Il faudrait au moins que ce scélérat imposant vous présentât le plat sur lequel il a étalé sa victuaille taillée en fausse coupe.

Dans beaucoup de maisons c’est lui qui choisit lui-même et dépose sur l’assiette qui vous est présentée les arêtes de poisson, les croupions déguisés, les quarts de truffes, les miettes de foie gras, les deux asperges en branche ! crie-t-il, et les douze petits pois que sa générosité vous distribue !

Ce genre de service est désobligeant, parce qu’il vous met à la discrétion d’un homme dont l’intérêt persistant est de faire disparaître les ailes et de n’offrir que les pilons.

Chacun doit se servir lui-même, à son goût, à sa proportion, dans le plat qui est mis à sa portée.

Une des plus grandes douleurs du dîner en ville, c’est l’uniformité de son organisation et de son menu : qui en a mangé un en a mangé cent.

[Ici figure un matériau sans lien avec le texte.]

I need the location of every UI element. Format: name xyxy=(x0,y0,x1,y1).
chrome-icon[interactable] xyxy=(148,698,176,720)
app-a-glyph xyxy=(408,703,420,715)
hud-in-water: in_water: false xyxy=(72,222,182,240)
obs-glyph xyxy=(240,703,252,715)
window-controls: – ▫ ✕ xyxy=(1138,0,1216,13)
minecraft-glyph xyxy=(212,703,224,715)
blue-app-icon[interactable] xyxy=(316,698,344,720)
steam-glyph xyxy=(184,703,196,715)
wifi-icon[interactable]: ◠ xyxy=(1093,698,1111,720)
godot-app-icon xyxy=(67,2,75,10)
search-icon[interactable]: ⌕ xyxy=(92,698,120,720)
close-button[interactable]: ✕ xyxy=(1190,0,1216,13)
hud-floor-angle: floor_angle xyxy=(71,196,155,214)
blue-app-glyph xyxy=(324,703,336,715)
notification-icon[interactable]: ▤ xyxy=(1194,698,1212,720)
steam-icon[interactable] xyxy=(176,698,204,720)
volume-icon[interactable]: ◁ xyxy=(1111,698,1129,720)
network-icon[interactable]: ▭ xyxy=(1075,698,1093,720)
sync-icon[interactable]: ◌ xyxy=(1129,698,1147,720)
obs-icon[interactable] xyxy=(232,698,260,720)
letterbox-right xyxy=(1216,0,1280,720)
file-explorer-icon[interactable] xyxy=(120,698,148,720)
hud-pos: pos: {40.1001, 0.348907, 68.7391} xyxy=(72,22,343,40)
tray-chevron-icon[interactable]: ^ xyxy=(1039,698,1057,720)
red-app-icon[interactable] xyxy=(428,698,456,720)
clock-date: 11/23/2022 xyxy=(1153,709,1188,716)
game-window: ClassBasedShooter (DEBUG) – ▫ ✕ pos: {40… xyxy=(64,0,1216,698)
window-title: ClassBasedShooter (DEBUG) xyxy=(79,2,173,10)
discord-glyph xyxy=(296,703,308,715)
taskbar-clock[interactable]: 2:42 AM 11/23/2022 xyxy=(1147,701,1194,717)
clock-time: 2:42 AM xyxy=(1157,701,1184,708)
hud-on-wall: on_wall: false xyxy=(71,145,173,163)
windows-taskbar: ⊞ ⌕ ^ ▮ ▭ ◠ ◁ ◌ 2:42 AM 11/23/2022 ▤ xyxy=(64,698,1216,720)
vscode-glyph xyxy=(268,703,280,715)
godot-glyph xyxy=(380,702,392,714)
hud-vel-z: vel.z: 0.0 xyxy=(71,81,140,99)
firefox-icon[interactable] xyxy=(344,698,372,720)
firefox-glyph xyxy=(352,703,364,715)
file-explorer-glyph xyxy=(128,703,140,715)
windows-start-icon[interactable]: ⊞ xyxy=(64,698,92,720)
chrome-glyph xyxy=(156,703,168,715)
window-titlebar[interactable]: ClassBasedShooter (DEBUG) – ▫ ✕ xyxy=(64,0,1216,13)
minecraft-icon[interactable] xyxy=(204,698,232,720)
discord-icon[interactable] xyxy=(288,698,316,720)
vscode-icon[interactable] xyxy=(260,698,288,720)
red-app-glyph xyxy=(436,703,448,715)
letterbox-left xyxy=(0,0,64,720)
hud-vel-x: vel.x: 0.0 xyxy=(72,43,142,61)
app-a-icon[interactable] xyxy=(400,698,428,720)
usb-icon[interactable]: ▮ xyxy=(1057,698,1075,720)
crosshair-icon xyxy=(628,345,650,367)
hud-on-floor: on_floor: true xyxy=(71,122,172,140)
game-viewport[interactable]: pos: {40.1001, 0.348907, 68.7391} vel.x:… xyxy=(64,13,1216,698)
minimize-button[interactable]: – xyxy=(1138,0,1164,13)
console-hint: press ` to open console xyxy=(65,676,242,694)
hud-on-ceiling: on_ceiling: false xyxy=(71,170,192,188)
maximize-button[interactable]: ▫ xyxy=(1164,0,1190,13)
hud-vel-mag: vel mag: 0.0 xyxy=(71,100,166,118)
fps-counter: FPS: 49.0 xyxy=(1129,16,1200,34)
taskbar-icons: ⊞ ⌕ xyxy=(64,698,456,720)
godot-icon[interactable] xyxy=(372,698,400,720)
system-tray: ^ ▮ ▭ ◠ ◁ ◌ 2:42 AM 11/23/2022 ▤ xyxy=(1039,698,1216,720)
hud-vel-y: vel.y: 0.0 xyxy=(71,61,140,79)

Après cette soupe ridicule composée d’un bouillon pâle et sans œils, et dans laquelle s’entre-choquent de petits losanges blancs : « Madère ! » s’écrie sans rire un valet de pied qui fait semblant de croire qu’il tient à la main du vin de Madère, et non pas une décoction de fleurs de sureau, étendue d’eau-de-vie de pomme de terre.

« Château-Yquem 47 ! » s’écrie un autre mystificateur, comme s’il ne savait pas qu’il verse du petit vin de Lunel coupé avec du grave !

« Turbot sauce aux câpres ! sauce aux crevettes ! »

La rage vous saisit. « Nous sommes pincés, disent les gens d’expérience ; nous n’échapperons pas le filet de bœuf aux champignons farcis. ».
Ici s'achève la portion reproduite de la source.